Deciding the Logic of Subsequences

Level: M2

Contact: Philippe Schnoebelen

The logic of subsequences is the logic of the structure {$(X^*;\leq_*,..)$} where the universe {$X^*$} contains all finite sequences over some base set {$X$}, and where {$\leq_*$} is the subsequence relation (as in Higman's Lemma).

For example, this logic allows writing constraints like {$$ \tag{$\phi$} {aa}\leq_* x \land {bb}\leq_* x \land {ab}\not\leq_* x $$} where {$a,b$} are letters and {$x$} is a variable standing for an unknown word. Over {$X=\{a,b\}$}, the two-letter alphabet, the solution set of the above constraint is the language {$L_\phi={bbb}^*{aaa}^*$}.

The logic allows more complex formulae, like

\begin{equation*} \tag{$\psi$} \forall x,y: \exists z: \bigl( x\leq_* z\land y\leq_* z \land \forall u: x\leq_* u\land y\leq_* u\implies z\leq_* u \bigr) \end{equation*} that states that {$(X^*,\leq_*)$} is an upper semilattice. Whether {$\psi$} is true or false depends on {$X$}.

The goal of this Master Internship is to develop the computational theory of the logic of subsequences, especially by identifying decidable fragments of the logic and assessing their algorithmic complexity.

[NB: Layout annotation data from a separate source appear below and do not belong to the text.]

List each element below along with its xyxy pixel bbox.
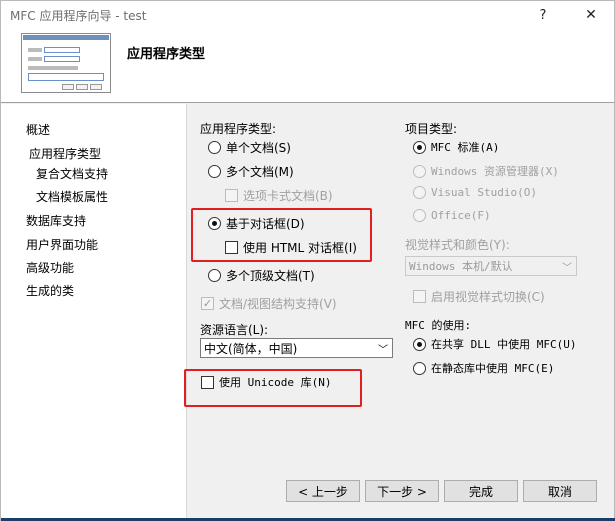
tabbed-documents-label: 选项卡式文档(B) <box>243 189 333 203</box>
options-panel: 应用程序类型: 单个文档(S) 多个文档(M) 选项卡式文档(B) 基于对话框(… <box>184 104 614 520</box>
tabbed-documents-checkbox[interactable] <box>225 189 238 202</box>
highlight-box-unicode <box>184 369 362 407</box>
chevron-down-icon: ﹀ <box>378 344 388 356</box>
mfc-use-label: MFC 的使用: <box>405 319 472 332</box>
help-button[interactable]: ? <box>520 1 566 29</box>
office-option[interactable]: Office(F) <box>413 209 491 222</box>
windows-explorer-option[interactable]: Windows 资源管理器(X) <box>413 163 559 179</box>
visual-style-label: 视觉样式和颜色(Y): <box>405 238 510 252</box>
visual-style-dropdown[interactable]: Windows 本机/默认 ﹀ <box>405 256 577 276</box>
multiple-toplevel-label: 多个顶级文档(T) <box>226 269 315 283</box>
nav-item-database-support[interactable]: 数据库支持 <box>26 212 86 229</box>
office-radio[interactable] <box>413 209 426 222</box>
next-button[interactable]: 下一步 > <box>365 480 439 502</box>
single-document-label: 单个文档(S) <box>226 141 291 155</box>
multiple-documents-radio[interactable] <box>208 165 221 178</box>
static-lib-label: 在静态库中使用 MFC(E) <box>431 362 555 375</box>
resource-language-dropdown[interactable]: 中文(简体，中国) ﹀ <box>200 338 393 358</box>
wizard-nav: 概述 应用程序类型 复合文档支持 文档模板属性 数据库支持 用户界面功能 高级功… <box>1 104 187 521</box>
doc-view-support-label: 文档/视图结构支持(V) <box>219 297 337 311</box>
close-button[interactable]: ✕ <box>568 1 614 29</box>
finish-button[interactable]: 完成 <box>444 480 518 502</box>
static-lib-radio[interactable] <box>413 361 426 375</box>
multiple-documents-label: 多个文档(M) <box>226 165 294 179</box>
title-bar: MFC 应用程序向导 - test ? ✕ <box>1 1 614 29</box>
windows-explorer-label: Windows 资源管理器(X) <box>431 165 559 178</box>
office-label: Office(F) <box>431 209 491 222</box>
mfc-standard-radio[interactable] <box>413 140 426 154</box>
app-type-label: 应用程序类型: <box>200 122 277 136</box>
mfc-standard-label: MFC 标准(A) <box>431 141 500 154</box>
shared-dll-label: 在共享 DLL 中使用 MFC(U) <box>431 338 577 351</box>
mfc-wizard-window: MFC 应用程序向导 - test ? ✕ 应用程序类型 概述 应用程序类型 复… <box>0 0 615 521</box>
chevron-down-icon: ﹀ <box>562 262 572 274</box>
wizard-banner: 应用程序类型 <box>1 29 614 103</box>
doc-view-support-checkbox[interactable]: ✓ <box>201 297 214 310</box>
visual-style-value: Windows 本机/默认 <box>409 260 513 273</box>
cancel-button[interactable]: 取消 <box>523 480 597 502</box>
dialog-preview-image <box>21 33 111 93</box>
page-title: 应用程序类型 <box>127 47 206 62</box>
enable-style-switch-option[interactable]: 启用视觉样式切换(C) <box>413 288 545 305</box>
visual-studio-label: Visual Studio(O) <box>431 186 537 199</box>
nav-item-compound-document[interactable]: 复合文档支持 <box>36 165 108 182</box>
shared-dll-radio[interactable] <box>413 337 426 351</box>
nav-item-advanced-features[interactable]: 高级功能 <box>26 259 74 276</box>
single-document-radio[interactable] <box>208 141 221 154</box>
multiple-documents-option[interactable]: 多个文档(M) <box>208 163 294 180</box>
tabbed-documents-option[interactable]: 选项卡式文档(B) <box>225 187 333 204</box>
mfc-standard-option[interactable]: MFC 标准(A) <box>413 139 499 155</box>
nav-item-application-type[interactable]: 应用程序类型 <box>29 145 101 162</box>
enable-style-switch-label: 启用视觉样式切换(C) <box>431 290 545 304</box>
windows-explorer-radio[interactable] <box>413 164 426 178</box>
nav-item-user-interface[interactable]: 用户界面功能 <box>26 236 98 253</box>
visual-studio-radio[interactable] <box>413 186 426 199</box>
multiple-toplevel-radio[interactable] <box>208 269 221 282</box>
highlight-box-dialog <box>191 208 372 262</box>
nav-item-document-template[interactable]: 文档模板属性 <box>36 188 108 205</box>
resource-language-value: 中文(简体，中国) <box>204 341 298 356</box>
doc-view-support-option[interactable]: ✓ 文档/视图结构支持(V) <box>201 295 337 312</box>
static-lib-option[interactable]: 在静态库中使用 MFC(E) <box>413 360 554 376</box>
nav-item-generated-classes[interactable]: 生成的类 <box>26 282 74 299</box>
multiple-toplevel-option[interactable]: 多个顶级文档(T) <box>208 267 315 284</box>
single-document-option[interactable]: 单个文档(S) <box>208 139 291 156</box>
shared-dll-option[interactable]: 在共享 DLL 中使用 MFC(U) <box>413 336 576 352</box>
visual-studio-option[interactable]: Visual Studio(O) <box>413 186 537 199</box>
nav-item-overview[interactable]: 概述 <box>26 121 50 138</box>
resource-language-label: 资源语言(L): <box>200 323 269 337</box>
window-title: MFC 应用程序向导 - test <box>10 9 147 23</box>
project-type-label: 项目类型: <box>405 122 458 136</box>
previous-button[interactable]: < 上一步 <box>286 480 360 502</box>
enable-style-switch-checkbox[interactable] <box>413 290 426 303</box>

Until recently, not much was known about the decidability of the logic of subsequences and its fragment [Kus06]. It was then shown that the {$\Sigma_2$} fragment is undecidable (as expected) [KS15], that the {$\mathrm{FO}^2$} fragment is decidable, even elementary [KS16], and that the {$\Sigma_1$}, or existential, fragment is undecidable [HSZ17]. That last result was completely unexpected and has potential far-reaching consequences for existential logics on graphs.

Regarding the {$\mathrm{FO}^2$} fragment, the initial decidability result raised many new questions. In particular there are several interesting directions in which to try to extend the decidability. Among these, the following seem to be good starting points for the M2R internship:

  • Extending the decidability of the {$\mathrm{FO}^2$} fragment by allowing combination with other (simple) predicates like {$\leq_{*,1}$} defined via "{$x\leq_{*,1} y$} iff {$x\leq_* y\land |y|=|x|+1$}".
  • Extending the logic of subsequences with numerical predicates and (fragments of) Presburger arithmetic.

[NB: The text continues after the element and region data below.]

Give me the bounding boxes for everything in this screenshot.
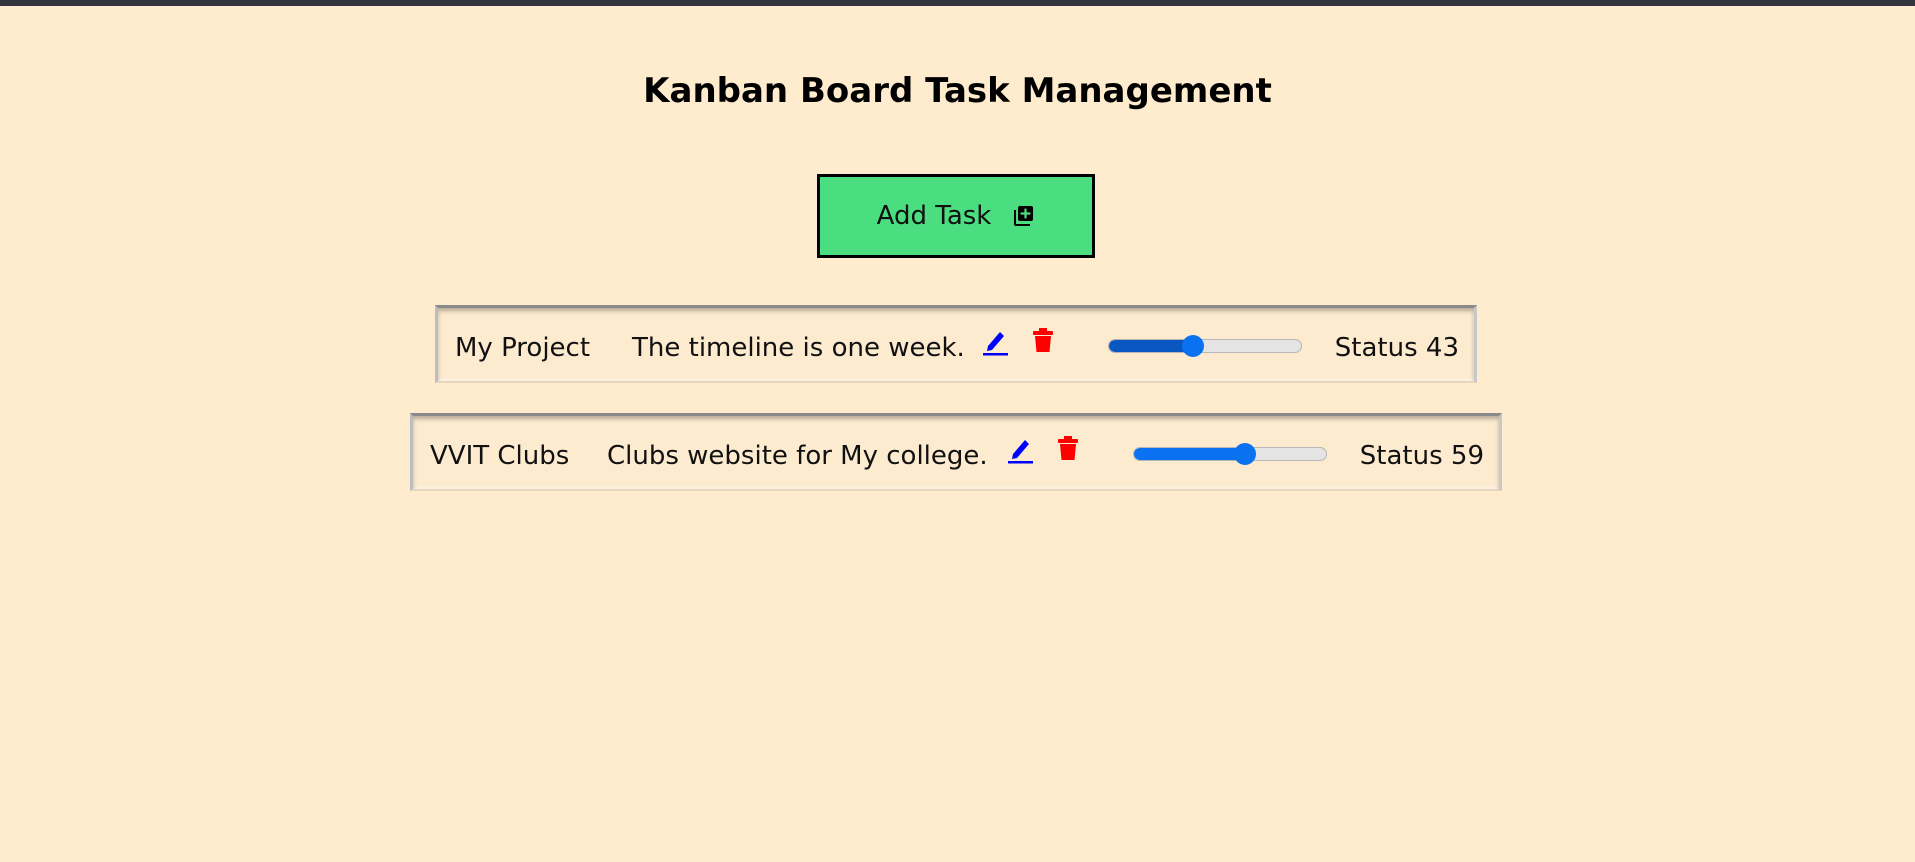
task-description: Clubs website for My college.	[607, 441, 988, 471]
status-label: Status 59	[1359, 441, 1484, 471]
slider-track	[1133, 447, 1327, 461]
task-card: My Project The timeline is one week. Sta…	[435, 305, 1477, 383]
slider-thumb[interactable]	[1234, 443, 1257, 465]
browser-top-bar	[0, 0, 1915, 6]
add-task-label: Add Task	[876, 201, 992, 231]
slider-track	[1108, 339, 1302, 353]
trash-icon[interactable]	[1057, 434, 1079, 462]
status-slider[interactable]	[1108, 332, 1302, 360]
task-title: VVIT Clubs	[430, 441, 570, 471]
status-label: Status 43	[1334, 333, 1459, 363]
slider-thumb[interactable]	[1181, 335, 1204, 357]
page-title: Kanban Board Task Management	[643, 71, 1272, 111]
task-title: My Project	[455, 333, 591, 363]
trash-icon[interactable]	[1032, 326, 1054, 354]
task-card: VVIT Clubs Clubs website for My college.…	[410, 413, 1502, 491]
task-description: The timeline is one week.	[632, 333, 965, 363]
add-box-icon	[1011, 204, 1035, 228]
pencil-icon[interactable]	[1006, 435, 1034, 465]
pencil-icon[interactable]	[981, 327, 1009, 357]
add-task-button[interactable]: Add Task	[817, 174, 1095, 258]
status-slider[interactable]	[1133, 440, 1327, 468]
slider-fill	[1134, 448, 1247, 460]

Another important aspect of [KS16] is that it introduced a new theory of piecewise-complexity as a fundamental tool for establishing elementary upper bounds. This theory need developing and there are many open problems to investigate:

  • Algorithmic questions for the piecewise-complexity of words and languages, see e.g. [HS18].
  • Extending the theory to trees and other ordered structures.

This research project should suit a theoretically-minded student with some taste for abstract algorithmic constructions like what is encountered in basic courses on recursion theory and computational complexity. It is an ideal opportunity for starting a PhD thesis.


S. Halfon and Ph. Schnoebelen. On shuffle products, acyclic automata and piecewise-testable languages. Information Processing Letters, 145:68-73, 2019.
S. Halfon, Ph. Schnoebelen, and G. Zetzsche. Decidability, complexity, and expressiveness of first-order logic over the subword ordering. In Proc. LICS 2017, pages 1–12. IEEE Comp. Soc. Press, 2017.
P. Karandikar and Ph. Schnoebelen. Decidability in the logic of subsequences and supersequences. In Proc. FST&TCS 2015, volume 45 of LIPICS, pages 84–97. Leibniz-Zentrum für Informatik, 2015.
P. Karandikar and Ph. Schnoebelen. The height of piecewise-testable languages with applications in logical complexity. In Proc. CSL 2016, volume 62 of LIPICS, pages 37 :1–37 :22. Leibniz-Zentrum für Informatik, 2016.
D. Kuske. Theories of orders on the set of words. RAIRO Theoretical Informatics and Applications, 40(1) :53–74, 2006.